My mom did not like the television. In fact, she hated it. Along with many others, she called it “the idiot box.” So we had rules involving when we could watch TV and what we could watch.
The TV was in the dining room, tucked into the corner right next to the kitchen, where we ate. Dinner time was one of those times when we were not allowed to watch TV.
One night, though, there was something on TV, I don’t remember what, which could not be ignored, it was that important. So important, I don’t remember what it was. Whatever it was, though, caused the TV to emit an incantation which put us into a spell. We three kids coped as subtly as possible. We did not rush into the dining room en masse. One at a time we’d get up from the table and slip very quickly to the doorway from which we could peer at the TV for a couple of seconds before returning to our chairs.
One at a time. You know, so my mom wouldn’t notice one of us was missing for a few seconds.
My mother sat there stewing. Until she got up, walked into the dining room and kicked the TV in. I mean, she broke it. Whatever we were watching was gone. So was the TV for the week it took the repair shop to fix it.
My mother exhibited no guilt whatsoever.
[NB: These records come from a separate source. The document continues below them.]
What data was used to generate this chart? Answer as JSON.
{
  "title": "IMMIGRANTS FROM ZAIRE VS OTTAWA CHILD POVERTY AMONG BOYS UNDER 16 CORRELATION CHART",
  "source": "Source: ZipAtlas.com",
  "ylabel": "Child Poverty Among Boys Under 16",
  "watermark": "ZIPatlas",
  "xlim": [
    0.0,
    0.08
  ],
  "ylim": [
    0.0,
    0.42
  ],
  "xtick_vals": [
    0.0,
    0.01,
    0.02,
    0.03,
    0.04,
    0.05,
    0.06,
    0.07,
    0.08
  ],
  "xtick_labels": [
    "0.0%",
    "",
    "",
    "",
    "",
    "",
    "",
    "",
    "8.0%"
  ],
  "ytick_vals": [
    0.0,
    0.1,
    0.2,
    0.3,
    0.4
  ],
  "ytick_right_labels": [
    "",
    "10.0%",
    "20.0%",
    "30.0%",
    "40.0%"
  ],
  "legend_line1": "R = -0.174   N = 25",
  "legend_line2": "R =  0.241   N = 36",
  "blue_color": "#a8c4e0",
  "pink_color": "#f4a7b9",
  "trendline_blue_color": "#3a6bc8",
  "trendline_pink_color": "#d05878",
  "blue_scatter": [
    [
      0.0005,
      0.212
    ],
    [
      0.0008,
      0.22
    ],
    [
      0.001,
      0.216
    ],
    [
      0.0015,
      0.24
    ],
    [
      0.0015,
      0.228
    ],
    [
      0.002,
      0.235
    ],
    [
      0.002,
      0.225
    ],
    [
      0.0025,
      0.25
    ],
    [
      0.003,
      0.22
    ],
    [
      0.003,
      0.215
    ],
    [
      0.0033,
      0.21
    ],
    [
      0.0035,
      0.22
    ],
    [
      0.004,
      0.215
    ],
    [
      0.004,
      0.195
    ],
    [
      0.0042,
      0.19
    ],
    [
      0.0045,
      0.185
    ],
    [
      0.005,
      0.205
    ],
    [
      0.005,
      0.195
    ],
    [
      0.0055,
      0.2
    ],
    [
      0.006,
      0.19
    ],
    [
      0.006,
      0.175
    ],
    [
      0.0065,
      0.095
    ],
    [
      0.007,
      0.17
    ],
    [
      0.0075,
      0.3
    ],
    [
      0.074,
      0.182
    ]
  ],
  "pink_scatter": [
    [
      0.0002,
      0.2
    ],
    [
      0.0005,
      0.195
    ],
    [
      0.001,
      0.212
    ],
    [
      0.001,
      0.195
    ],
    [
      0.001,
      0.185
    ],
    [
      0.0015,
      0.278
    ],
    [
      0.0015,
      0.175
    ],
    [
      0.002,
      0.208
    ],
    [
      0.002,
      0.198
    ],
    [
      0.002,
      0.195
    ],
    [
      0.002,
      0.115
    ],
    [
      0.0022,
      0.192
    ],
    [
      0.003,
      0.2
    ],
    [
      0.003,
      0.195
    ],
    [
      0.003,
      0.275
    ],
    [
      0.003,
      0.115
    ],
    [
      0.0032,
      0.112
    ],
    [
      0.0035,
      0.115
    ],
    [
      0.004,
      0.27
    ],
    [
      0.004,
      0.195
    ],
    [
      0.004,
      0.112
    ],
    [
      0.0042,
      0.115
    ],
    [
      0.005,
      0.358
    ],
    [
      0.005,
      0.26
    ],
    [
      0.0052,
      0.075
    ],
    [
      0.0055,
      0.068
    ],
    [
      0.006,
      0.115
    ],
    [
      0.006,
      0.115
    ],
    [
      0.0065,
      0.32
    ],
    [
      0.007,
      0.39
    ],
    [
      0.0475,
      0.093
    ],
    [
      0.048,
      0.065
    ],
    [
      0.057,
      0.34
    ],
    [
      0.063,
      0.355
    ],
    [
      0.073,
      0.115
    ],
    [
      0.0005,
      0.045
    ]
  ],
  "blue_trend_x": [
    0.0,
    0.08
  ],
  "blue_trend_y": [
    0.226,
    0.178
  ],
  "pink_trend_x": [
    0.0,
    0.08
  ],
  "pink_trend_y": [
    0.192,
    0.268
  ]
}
In retrospect, I found her power and physical strength awesome. But I’ve had guilt about watching “the idiot box” ever since.
My mom’s spirit is omnipresent in my life, so that’s why I read while being TV-ed. But mom had a good, impish sense of humor; I can feel her smiling as she watches me read in front of the TV. She knows I’m cheating, I know I’m cheating. And anyway, I think she’d like this British crime show.